Based on the novel of the same name, with a screenplay by Macon Blair (a familiar face in Saulnier’s films, this one included), Hold the Dark builds from a familiar foundation. Russell Core (Jeffrey Wright, TV’s Westworld), an expert in wolves, is summoned to a small town by a mother whose child has been taken by the four-legged predators. Playing the mum, Riley Keogh exhibits no hope for her son’s survival. Instead she wants resolution, a return of his body, before her husband Alexander Skarsgård returns from Iraq. Straight-forward stuff until, like other Saulnier pics, it swerves to take the narrative in unexpected directions and drag the viewer along with the film’s protagonist in trying to make sense of events.
Violence rears its head too, with the director once again unflinchingly depicting the chaos and gruesome consequences of firearms.

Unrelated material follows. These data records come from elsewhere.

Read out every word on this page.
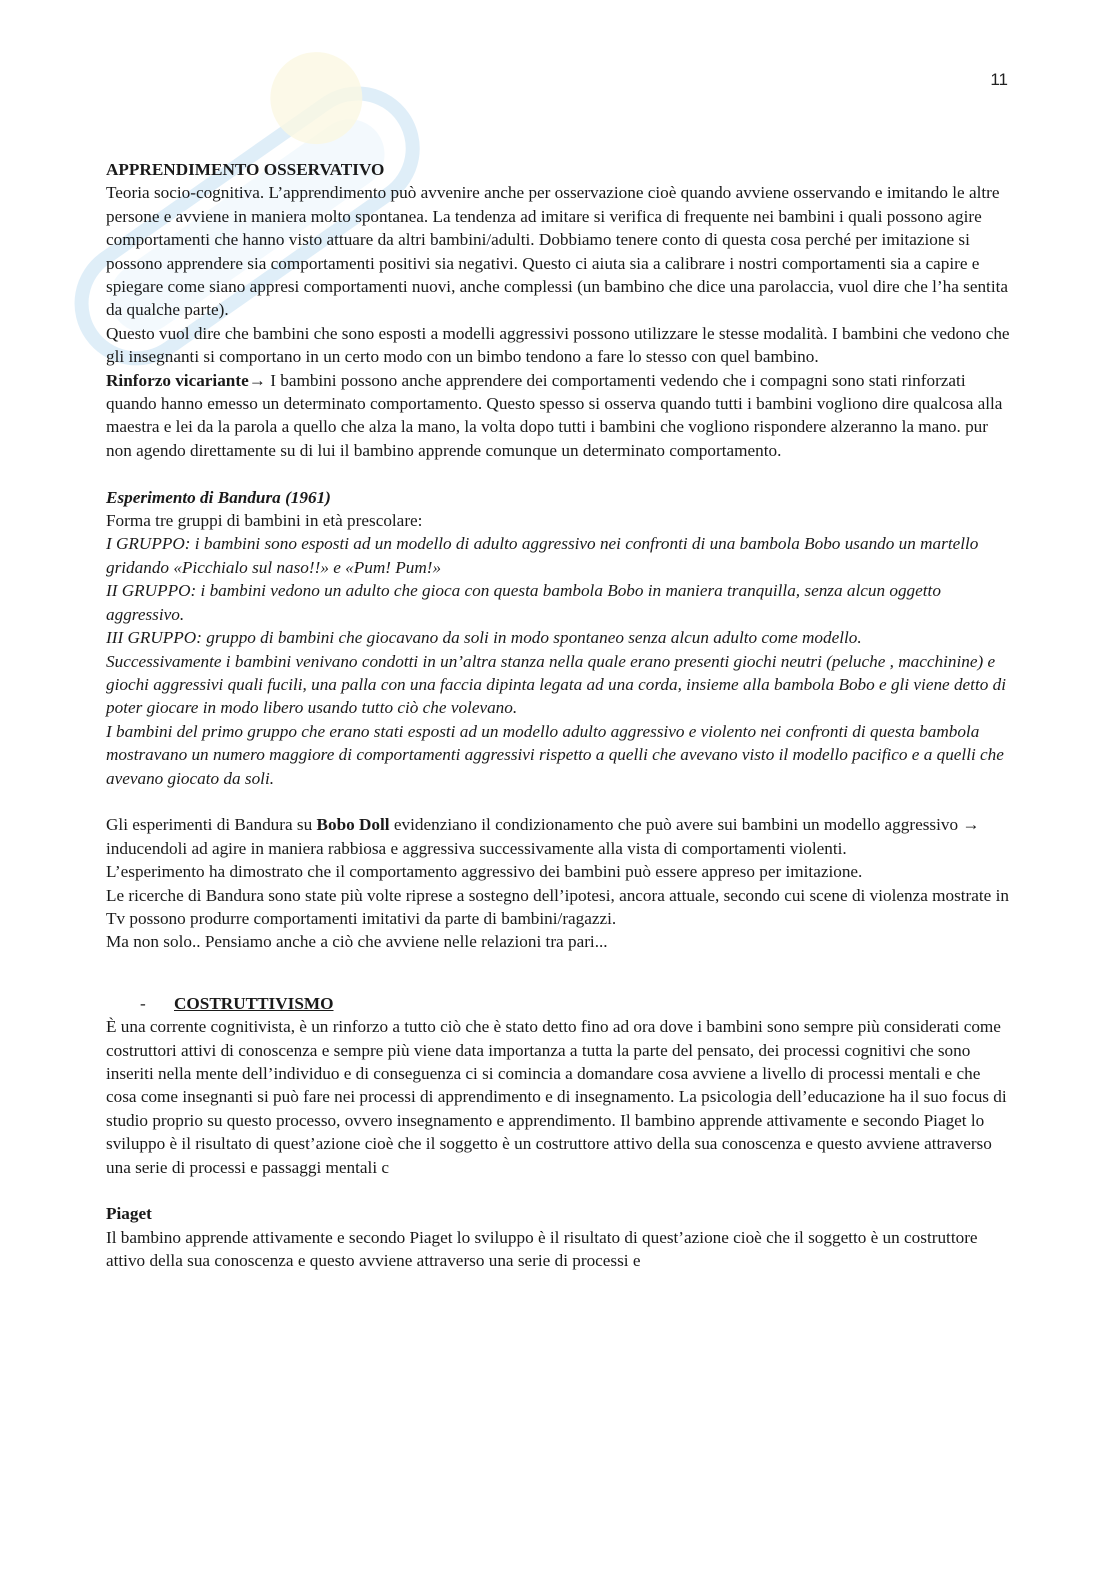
11

APPRENDIMENTO OSSERVATIVO

Teoria socio-cognitiva. L’apprendimento può avvenire anche per osservazione cioè quando avviene osservando e imitando le altre persone e avviene in maniera molto spontanea. La tendenza ad imitare si verifica di frequente nei bambini i quali possono agire comportamenti che hanno visto attuare da altri bambini/adulti. Dobbiamo tenere conto di questa cosa perché per imitazione si possono apprendere sia comportamenti positivi sia negativi. Questo ci aiuta sia a calibrare i nostri comportamenti sia a capire e spiegare come siano appresi comportamenti nuovi, anche complessi (un bambino che dice una parolaccia, vuol dire che l’ha sentita da qualche parte).

Questo vuol dire che bambini che sono esposti a modelli aggressivi possono utilizzare le stesse modalità. I bambini che vedono che gli insegnanti si comportano in un certo modo con un bimbo tendono a fare lo stesso con quel bambino.

Rinforzo vicariante→ I bambini possono anche apprendere dei comportamenti vedendo che i compagni sono stati rinforzati quando hanno emesso un determinato comportamento. Questo spesso si osserva quando tutti i bambini vogliono dire qualcosa alla maestra e lei da la parola a quello che alza la mano, la volta dopo tutti i bambini che vogliono rispondere alzeranno la mano. pur non agendo direttamente su di lui il bambino apprende comunque un determinato comportamento.

Esperimento di Bandura (1961)

Forma tre gruppi di bambini in età prescolare:

I GRUPPO: i bambini sono esposti ad un modello di adulto aggressivo nei confronti di una bambola Bobo usando un martello gridando «Picchialo sul naso!!» e «Pum! Pum!»

II GRUPPO: i bambini vedono un adulto che gioca con questa bambola Bobo in maniera tranquilla, senza alcun oggetto aggressivo.

III GRUPPO: gruppo di bambini che giocavano da soli in modo spontaneo senza alcun adulto come modello.

Successivamente i bambini venivano condotti in un’altra stanza nella quale erano presenti giochi neutri (peluche , macchinine) e giochi aggressivi quali fucili, una palla con una faccia dipinta legata ad una corda, insieme alla bambola Bobo e gli viene detto di poter giocare in modo libero usando tutto ciò che volevano.

I bambini del primo gruppo che erano stati esposti ad un modello adulto aggressivo e violento nei confronti di questa bambola mostravano un numero maggiore di comportamenti aggressivi rispetto a quelli che avevano visto il modello pacifico e a quelli che avevano giocato da soli.

Gli esperimenti di Bandura su Bobo Doll evidenziano il condizionamento che può avere sui bambini un modello aggressivo → inducendoli ad agire in maniera rabbiosa e aggressiva successivamente alla vista di comportamenti violenti.

L’esperimento ha dimostrato che il comportamento aggressivo dei bambini può essere appreso per imitazione.

Le ricerche di Bandura sono state più volte riprese a sostegno dell’ipotesi, ancora attuale, secondo cui scene di violenza mostrate in Tv possono produrre comportamenti imitativi da parte di bambini/ragazzi.

Ma non solo.. Pensiamo anche a ciò che avviene nelle relazioni tra pari...

- COSTRUTTIVISMO

È una corrente cognitivista, è un rinforzo a tutto ciò che è stato detto fino ad ora dove i bambini sono sempre più considerati come costruttori attivi di conoscenza e sempre più viene data importanza a tutta la parte del pensato, dei processi cognitivi che sono inseriti nella mente dell’individuo e di conseguenza ci si comincia a domandare cosa avviene a livello di processi mentali e che cosa come insegnanti si può fare nei processi di apprendimento e di insegnamento. La psicologia dell’educazione ha il suo focus di studio proprio su questo processo, ovvero insegnamento e apprendimento. Il bambino apprende attivamente e secondo Piaget lo sviluppo è il risultato di quest’azione cioè che il soggetto è un costruttore attivo della sua conoscenza e questo avviene attraverso una serie di processi e passaggi mentali c

Piaget

Il bambino apprende attivamente e secondo Piaget lo sviluppo è il risultato di quest’azione cioè che il soggetto è un costruttore attivo della sua conoscenza e questo avviene attraverso una serie di processi e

In one riveting set piece, Core finds himself amongst an utterly ineffective small town police force, ill-equipped in either tactics or arsenal to take out their quarry. For once in a Saulnier film, the cops have actually shown up—but they’re fucking useless. Once again, his characters must fend for themselves absent any justice other than what they can achieve for themselves.
The tidy, if blood-soaked, resolution of past efforts isn’t present here though, largely thanks to questions that linger after the credits roll. Of course, this is seldom a bad thing, but rather than simply being unstated, some character motivations remain frustratingly unclear, and the film denies some of the satisfaction you’d expect from the thriller genre.
Thrills, though, it has in spades, especially once the film careens over the crest where you’re thinking “anything could happen”. That is, anything grounded in a bleak, snowy, landscape that feels lived-in thanks in part to casting the likes of James Badge Dale in supporting roles. Even if Hold the Dark doesn’t quite meet expectations, it’s still much more than we’ve got any right to want from a direct-to-Netflix title at this stage of the streaming game. Both bloody and good, I’ll settle for bloody good in the absence of great.